Nolan’s movie is flecked with moments like these, small but fathoms-deep ruptures in the fast-running fabric of its narrative, teasing glimpses beyond its slick surface into a forbidden strata of disease and desire too terrifying to contemplate. Oppenheimer is a film constantly invaded by the shadow of a plutonium-stained black-gloved hand, a hand which stills its own tremble the closer it gets to the launch button, or to the neck of a man daring to defy the authority derived from it. Like the balled flash of Trinity, creased and veined with the particulate of invisible death, this otherwise regular story of a monumental figure is riven with a sickness neither potassium iodide nor Prussian blue can cure: the sickness of power, and what that power is prepared to do to a single life – what that power is prepared to do to all life. What Stanley Kubrick distilled in its absurd and comic mode in Dr Strangelove, Nolan is attempting to grasp in a serious manner in Oppenheimer. And in that attempt, in the strain of his effort, we see Nolan butting up against the limits of his own creativity, his own inclination for rationality and scientific rigour in his work, the often extreme literalness of his art. Rationality, after all, was the first thing betrayed in the world Oppenheimer helped to birth.
“They won’t fear it until they understand it,” Oppenheimer says to a midnight forum of scientists worried about ‘The Impact of the Gadget on Civilization’, “and they won’t understand it until they’ve used it.” Perhaps more than any other, “understand” is the most common and important word in the film. In his earliest work on the rules divining the structure of the universe, Neils Bohr is trying to “understand reality.” A lack of “understanding” is what non-scientists plead when they encounter Oppenheimer’s totemic mind and the eccentricity of the New Physics. It sums up the impasse and strife of a relationship, and acts as a bid for humility before a hostile interrogator. Ernest Lawrence understands “completely” the rule of secrecy he is expected to follow, then immediately breaks; it is what Lewis Strauss says whenever he is lying, what Teller utters as he leans forward and delivers the Judas kiss.

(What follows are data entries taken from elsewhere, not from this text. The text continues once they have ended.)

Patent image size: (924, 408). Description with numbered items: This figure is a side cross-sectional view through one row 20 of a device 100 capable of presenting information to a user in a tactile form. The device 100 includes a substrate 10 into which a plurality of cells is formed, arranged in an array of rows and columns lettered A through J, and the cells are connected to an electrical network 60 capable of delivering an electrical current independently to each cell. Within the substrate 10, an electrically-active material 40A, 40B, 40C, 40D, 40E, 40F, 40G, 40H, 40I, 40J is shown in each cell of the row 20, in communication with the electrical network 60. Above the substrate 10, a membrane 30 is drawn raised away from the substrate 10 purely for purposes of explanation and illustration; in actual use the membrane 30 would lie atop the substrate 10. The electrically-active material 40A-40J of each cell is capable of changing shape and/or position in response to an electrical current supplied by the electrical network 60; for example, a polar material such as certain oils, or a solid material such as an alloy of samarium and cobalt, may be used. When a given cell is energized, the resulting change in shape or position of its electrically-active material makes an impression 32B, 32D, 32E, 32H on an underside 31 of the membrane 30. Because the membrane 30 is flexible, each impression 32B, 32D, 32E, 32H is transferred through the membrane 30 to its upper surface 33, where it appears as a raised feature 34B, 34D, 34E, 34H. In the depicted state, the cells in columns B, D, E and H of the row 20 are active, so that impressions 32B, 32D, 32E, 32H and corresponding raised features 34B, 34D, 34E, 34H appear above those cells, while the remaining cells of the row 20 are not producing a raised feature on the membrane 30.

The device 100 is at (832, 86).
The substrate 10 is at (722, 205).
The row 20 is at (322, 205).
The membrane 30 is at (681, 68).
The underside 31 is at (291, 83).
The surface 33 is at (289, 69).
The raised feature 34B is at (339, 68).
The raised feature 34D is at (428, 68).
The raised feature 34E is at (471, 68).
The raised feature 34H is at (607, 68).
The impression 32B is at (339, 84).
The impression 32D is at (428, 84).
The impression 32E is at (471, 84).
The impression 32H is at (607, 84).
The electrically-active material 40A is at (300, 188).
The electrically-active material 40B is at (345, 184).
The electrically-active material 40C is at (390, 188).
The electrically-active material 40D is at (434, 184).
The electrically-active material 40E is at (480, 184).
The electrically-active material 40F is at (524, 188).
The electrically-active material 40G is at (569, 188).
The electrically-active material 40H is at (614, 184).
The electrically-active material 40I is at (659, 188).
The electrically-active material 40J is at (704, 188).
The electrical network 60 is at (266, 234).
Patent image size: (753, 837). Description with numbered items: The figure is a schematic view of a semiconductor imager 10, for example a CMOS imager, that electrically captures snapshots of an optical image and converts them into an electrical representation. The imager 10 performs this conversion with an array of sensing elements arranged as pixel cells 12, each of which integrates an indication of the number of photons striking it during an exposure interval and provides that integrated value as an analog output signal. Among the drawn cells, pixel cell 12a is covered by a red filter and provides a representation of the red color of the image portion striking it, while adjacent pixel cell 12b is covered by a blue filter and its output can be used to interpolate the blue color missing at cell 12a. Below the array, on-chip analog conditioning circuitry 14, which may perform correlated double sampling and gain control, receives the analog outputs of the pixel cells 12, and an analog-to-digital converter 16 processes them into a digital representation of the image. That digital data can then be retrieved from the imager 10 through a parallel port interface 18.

Understanding is the subconscious joke made by a director to his audience in a film about physicists but which contains almost no physics. Understanding is also the motive for Oppenheimer’s making: my generation is the first generation not to have learned duck-and-cover drills alongside basic grammar and multiplication, who did not help out on the weekends building backyard shelters, and the film’s audience – for the most part and mercifully – do not remember the daily Damocles of the Cold War, and must be reminded how dire things were then, and how dire things remain for so long as the invention remains invented. Understanding is also the antonym of naiveté. For all his erudition and brilliance, his intuitive gift for spasms of genius, naïve is decidedly what Oppenheimer was – a curse of foolishness which delivered him and all his achievements into the claws of a caste of people he could not comprehend and whose passions Oppenheimer could never quite translate; a passion for extermination, the ultimate extermination.